Question

I recently learned about the wonderful memory management technique of RAII, which seems so much cleaner than the new/delete headache I learned in school years ago (I haven't looked at much C++ during the intervening years).

I'm trying to track down when this great technique was added to C++. Was it always there and I just missed the memo? What's the oldest version of the C++ standard which supports RAII?

[UPDATE: OK I realize now why this isn't an ideal SO question -- I have no practical way to verify whether any given answer is correct! Nonetheless I'm still very interested to learn the answer, and I assume the majority opinion will be true.

What I'm hearing is that it's always been there, which I don't doubt is true, but begs the question how come none of my old text books mention it? I just checked Meyers' Effective C++ 2nd edition which I have handy, and will check older texts tonight. Maybe the term was only recently coined, while the technique existed long before?]

Was it helpful?

Solution

When exactly the term "RAII" was coined, I'm not sure. But the technique itself existed in C++ from the moment of its invention, circa 1979.

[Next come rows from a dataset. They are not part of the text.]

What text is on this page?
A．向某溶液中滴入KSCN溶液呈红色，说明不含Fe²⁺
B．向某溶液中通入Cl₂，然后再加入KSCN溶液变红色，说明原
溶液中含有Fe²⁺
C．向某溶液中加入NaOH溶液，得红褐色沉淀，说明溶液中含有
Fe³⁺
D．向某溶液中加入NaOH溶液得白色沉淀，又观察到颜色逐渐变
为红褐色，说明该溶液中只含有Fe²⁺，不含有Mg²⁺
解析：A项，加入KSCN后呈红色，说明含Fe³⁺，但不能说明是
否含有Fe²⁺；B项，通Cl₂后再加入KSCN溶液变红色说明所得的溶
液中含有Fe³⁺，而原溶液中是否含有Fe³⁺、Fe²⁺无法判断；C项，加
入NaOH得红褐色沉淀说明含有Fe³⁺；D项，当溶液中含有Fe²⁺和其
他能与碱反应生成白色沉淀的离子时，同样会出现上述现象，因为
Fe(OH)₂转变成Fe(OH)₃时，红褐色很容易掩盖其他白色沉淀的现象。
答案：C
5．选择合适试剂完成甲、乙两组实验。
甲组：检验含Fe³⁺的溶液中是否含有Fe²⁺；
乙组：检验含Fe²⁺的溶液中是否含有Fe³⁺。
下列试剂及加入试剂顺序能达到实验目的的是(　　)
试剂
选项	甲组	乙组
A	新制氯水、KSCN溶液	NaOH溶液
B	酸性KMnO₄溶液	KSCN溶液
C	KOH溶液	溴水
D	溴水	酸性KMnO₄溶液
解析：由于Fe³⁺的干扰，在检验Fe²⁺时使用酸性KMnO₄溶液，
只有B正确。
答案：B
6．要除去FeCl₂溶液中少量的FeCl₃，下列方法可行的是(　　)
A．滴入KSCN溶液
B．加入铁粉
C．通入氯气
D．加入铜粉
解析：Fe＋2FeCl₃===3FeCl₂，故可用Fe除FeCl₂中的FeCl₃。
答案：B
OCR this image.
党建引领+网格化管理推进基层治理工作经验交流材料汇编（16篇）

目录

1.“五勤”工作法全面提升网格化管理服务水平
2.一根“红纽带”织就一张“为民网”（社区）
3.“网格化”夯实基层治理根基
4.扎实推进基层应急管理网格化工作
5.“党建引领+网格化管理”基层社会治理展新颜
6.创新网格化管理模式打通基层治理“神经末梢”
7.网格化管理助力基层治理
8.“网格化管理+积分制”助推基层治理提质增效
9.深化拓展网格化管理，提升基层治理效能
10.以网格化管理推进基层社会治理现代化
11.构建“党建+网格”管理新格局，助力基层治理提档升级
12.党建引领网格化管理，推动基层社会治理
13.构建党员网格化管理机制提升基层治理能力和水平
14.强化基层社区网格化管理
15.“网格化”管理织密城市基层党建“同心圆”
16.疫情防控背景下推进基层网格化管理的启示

The first version of the C++ ISO standard was published in 1998.

OTHER TIPS

Any language that has scoped variables with automatic destructor calls is able to do RAII. C++ had this concept from the very beginning as calling destructor when execution leaves scope where variable is declared was in C++ from the very beginning.

Wikipedia's claim that Stroustrup invented RAII is backed by a reference to his book Design and Evolution of C++, published in 1994.

I don't have a copy to check, but it would seem to date from at least this time.